God wired us to work. Although sweat and toil entered as a consequence of Adam’s disobedience, even before their sin God assigned he and his wife the task of keeping Eden’s Garden. He also created each of us with differing skills and unique abilities to do certain jobs well.
Kierkegaard once said, “At each man’s birth there comes into being an eternal vocation for him, expressly for him. To be true to himself in relation to this eternal vocation is the highest thing a man can practice.”
Sadly, according to one placement firm, only about 1% of its clients had ever seriously assessed their skills, gifts and abilities in relation to their employment. Is it any wonder that many become frustrated in their jobs and stressed out?
According to Max Lucado in Cure for the Common Life, problems at work are more strongly associated with health complaints than any other stressor including family problems or financial issues. At least one-fourth of all employees are unhappy at work and one-third say they hate their jobs.
While some of our workplace issues can be solved by matching occupations to our skillsets, others will persist because work is, well, work and not play. One strategy to help is to remember who we are really working for.
Nearly 2,000 years ago, Paul gave some excellent advice to all workers in Colossians 3:23-24. He said, “Whatever you do, work at it with all your heart, as working for the Lord, not for men, since you know that you will receive an inheritance from the Lord as a reward. It is the Lord Christ you are serving.”
This perspective helps us realize the importance of our labor and should motivate us to do our best, in spite of whether our earthly bosses appreciate our efforts or not. Christians actually aren’t working for him or her anyway. We’re working for our Big Boss.
The great artist Michelangelo gave extreme attention to detail which yielded some of the finest works in all history. When someone implied that he was wasting his time in the corners of the Sistine Chapel since no one would see them, the master replied, “God will.”
Lucado says, “God’s eyes fall on the work of our hands. Our Wednesdays matter to Him as much as our Sundays. He blurs the secular and sacred.” It is a huge blunder to not see our occupations, at which we spend most of our time, as something less than sacred.

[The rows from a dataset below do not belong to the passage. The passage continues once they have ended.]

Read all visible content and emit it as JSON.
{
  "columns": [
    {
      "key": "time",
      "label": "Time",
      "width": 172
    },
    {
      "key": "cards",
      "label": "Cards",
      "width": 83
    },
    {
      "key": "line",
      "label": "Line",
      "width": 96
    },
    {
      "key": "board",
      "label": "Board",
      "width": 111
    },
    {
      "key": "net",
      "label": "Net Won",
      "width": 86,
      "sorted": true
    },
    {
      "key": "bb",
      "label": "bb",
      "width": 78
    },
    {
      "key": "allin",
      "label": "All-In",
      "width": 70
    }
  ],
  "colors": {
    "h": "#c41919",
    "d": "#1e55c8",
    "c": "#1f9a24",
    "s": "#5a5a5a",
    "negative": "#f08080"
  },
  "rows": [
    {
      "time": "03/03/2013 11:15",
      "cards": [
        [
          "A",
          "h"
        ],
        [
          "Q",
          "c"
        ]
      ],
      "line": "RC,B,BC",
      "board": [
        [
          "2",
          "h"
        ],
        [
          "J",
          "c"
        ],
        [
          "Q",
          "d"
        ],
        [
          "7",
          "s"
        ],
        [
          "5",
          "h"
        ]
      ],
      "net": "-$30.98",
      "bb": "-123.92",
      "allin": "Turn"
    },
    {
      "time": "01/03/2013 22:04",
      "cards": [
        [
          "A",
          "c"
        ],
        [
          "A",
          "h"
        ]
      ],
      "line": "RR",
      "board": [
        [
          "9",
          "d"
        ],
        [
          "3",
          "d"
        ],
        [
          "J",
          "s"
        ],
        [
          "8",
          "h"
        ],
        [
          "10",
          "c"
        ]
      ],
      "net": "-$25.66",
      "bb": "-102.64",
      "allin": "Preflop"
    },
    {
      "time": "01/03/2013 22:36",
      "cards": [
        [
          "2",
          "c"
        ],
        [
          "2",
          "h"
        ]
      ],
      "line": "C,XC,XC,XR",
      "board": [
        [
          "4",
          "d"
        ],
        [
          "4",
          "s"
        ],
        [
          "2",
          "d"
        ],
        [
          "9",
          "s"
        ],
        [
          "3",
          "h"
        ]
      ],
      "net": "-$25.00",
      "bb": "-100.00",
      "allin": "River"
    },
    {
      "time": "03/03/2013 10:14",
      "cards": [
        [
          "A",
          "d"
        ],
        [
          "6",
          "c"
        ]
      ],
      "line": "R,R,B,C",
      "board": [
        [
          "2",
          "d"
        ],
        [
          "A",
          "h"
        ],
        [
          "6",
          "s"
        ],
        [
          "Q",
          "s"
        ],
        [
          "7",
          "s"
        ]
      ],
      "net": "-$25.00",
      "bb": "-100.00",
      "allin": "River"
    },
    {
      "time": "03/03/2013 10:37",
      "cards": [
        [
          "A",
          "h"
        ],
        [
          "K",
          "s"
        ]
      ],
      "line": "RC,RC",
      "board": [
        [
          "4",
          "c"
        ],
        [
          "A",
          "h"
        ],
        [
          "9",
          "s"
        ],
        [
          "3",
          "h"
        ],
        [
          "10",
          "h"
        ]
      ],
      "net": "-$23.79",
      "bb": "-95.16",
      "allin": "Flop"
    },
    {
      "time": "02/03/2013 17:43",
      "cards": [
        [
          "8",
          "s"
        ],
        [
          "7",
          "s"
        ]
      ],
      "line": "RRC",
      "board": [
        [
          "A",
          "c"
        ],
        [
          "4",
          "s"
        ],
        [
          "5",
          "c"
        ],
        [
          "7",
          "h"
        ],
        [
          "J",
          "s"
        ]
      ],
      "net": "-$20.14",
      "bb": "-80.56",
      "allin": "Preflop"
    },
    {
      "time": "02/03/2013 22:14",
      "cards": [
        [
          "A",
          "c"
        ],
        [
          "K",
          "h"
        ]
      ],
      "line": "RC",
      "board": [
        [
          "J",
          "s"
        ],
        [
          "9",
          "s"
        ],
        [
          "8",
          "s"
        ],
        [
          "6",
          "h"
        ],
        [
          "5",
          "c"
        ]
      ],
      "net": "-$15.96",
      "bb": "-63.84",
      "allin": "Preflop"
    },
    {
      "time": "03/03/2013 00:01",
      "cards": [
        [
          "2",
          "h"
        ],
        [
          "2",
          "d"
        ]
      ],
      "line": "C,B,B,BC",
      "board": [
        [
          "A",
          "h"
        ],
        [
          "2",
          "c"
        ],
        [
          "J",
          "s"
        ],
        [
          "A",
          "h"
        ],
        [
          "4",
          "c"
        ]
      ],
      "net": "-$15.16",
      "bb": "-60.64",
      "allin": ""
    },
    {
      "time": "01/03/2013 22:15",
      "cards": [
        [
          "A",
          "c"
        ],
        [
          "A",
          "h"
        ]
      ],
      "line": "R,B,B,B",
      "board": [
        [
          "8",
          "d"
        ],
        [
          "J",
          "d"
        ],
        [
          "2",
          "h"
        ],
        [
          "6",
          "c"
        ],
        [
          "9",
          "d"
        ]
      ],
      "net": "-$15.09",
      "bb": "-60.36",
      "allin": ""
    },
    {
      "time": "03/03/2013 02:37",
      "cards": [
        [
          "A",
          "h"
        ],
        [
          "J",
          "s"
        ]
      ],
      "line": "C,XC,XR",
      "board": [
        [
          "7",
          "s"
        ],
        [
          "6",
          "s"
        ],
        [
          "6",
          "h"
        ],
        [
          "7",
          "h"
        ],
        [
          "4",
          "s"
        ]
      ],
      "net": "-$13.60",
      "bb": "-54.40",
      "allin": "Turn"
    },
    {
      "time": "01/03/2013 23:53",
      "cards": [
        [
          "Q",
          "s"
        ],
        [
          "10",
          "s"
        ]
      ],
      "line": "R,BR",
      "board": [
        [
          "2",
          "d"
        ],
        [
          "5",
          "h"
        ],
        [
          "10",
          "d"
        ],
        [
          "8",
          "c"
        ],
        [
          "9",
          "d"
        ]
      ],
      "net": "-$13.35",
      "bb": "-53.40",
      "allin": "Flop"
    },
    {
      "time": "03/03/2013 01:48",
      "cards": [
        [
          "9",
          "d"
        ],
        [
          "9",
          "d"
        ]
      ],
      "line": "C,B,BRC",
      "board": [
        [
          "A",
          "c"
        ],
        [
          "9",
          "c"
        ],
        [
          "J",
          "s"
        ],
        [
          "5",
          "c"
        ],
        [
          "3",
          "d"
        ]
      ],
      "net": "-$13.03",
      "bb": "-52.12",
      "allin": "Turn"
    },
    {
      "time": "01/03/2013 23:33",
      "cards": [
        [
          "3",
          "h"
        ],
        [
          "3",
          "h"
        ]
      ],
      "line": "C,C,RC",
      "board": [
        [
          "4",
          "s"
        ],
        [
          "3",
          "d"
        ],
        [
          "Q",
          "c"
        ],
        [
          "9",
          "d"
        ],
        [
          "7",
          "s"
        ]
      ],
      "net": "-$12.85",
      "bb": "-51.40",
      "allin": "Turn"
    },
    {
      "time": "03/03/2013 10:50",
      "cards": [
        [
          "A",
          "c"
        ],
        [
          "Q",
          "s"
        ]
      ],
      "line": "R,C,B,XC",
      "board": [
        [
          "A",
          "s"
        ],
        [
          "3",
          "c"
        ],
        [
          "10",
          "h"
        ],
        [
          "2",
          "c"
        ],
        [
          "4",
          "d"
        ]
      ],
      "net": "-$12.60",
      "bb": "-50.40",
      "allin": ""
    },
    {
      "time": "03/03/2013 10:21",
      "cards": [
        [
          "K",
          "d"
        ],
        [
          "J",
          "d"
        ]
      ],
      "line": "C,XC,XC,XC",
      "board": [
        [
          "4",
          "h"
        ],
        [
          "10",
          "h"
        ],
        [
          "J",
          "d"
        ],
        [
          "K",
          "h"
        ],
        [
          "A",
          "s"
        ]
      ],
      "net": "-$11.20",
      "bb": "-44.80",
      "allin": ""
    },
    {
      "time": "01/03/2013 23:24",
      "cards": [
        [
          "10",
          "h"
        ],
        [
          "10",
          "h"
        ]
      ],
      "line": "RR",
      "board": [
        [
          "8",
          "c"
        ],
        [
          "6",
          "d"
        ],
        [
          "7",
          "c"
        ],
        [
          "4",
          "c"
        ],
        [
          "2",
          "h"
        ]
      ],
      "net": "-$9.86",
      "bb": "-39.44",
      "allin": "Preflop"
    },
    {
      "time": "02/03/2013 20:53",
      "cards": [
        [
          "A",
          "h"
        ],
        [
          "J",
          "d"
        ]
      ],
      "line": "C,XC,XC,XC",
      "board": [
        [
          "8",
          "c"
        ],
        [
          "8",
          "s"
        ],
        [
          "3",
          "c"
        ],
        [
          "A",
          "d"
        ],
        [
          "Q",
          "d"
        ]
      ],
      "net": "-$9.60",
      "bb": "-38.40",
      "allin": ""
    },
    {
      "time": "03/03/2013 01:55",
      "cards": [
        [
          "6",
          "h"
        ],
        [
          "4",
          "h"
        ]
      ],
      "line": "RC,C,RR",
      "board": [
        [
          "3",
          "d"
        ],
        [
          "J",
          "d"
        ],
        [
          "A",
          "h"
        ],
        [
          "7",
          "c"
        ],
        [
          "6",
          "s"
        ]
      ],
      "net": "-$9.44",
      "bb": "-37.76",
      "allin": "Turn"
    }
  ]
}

We are tempted to believe that only pastors and fulltime Christian workers do fulltime Christian work. Every believer should be doing fulltime Christian work whether at the factory, the farm, or the home. Homemakers should remember that the meals they fix and the dishes they wash are for Jesus, while executives and their employees should envision their workstations as altars where they offer to God daily the best that they have.
Lucado remarks, “…our work matters as much as our worship. Indeed, work can be worship.” As we observe Labor Day this weekend, let’s give thanks to God for the jobs He has given us and let us ask for His help in performing them for His glory.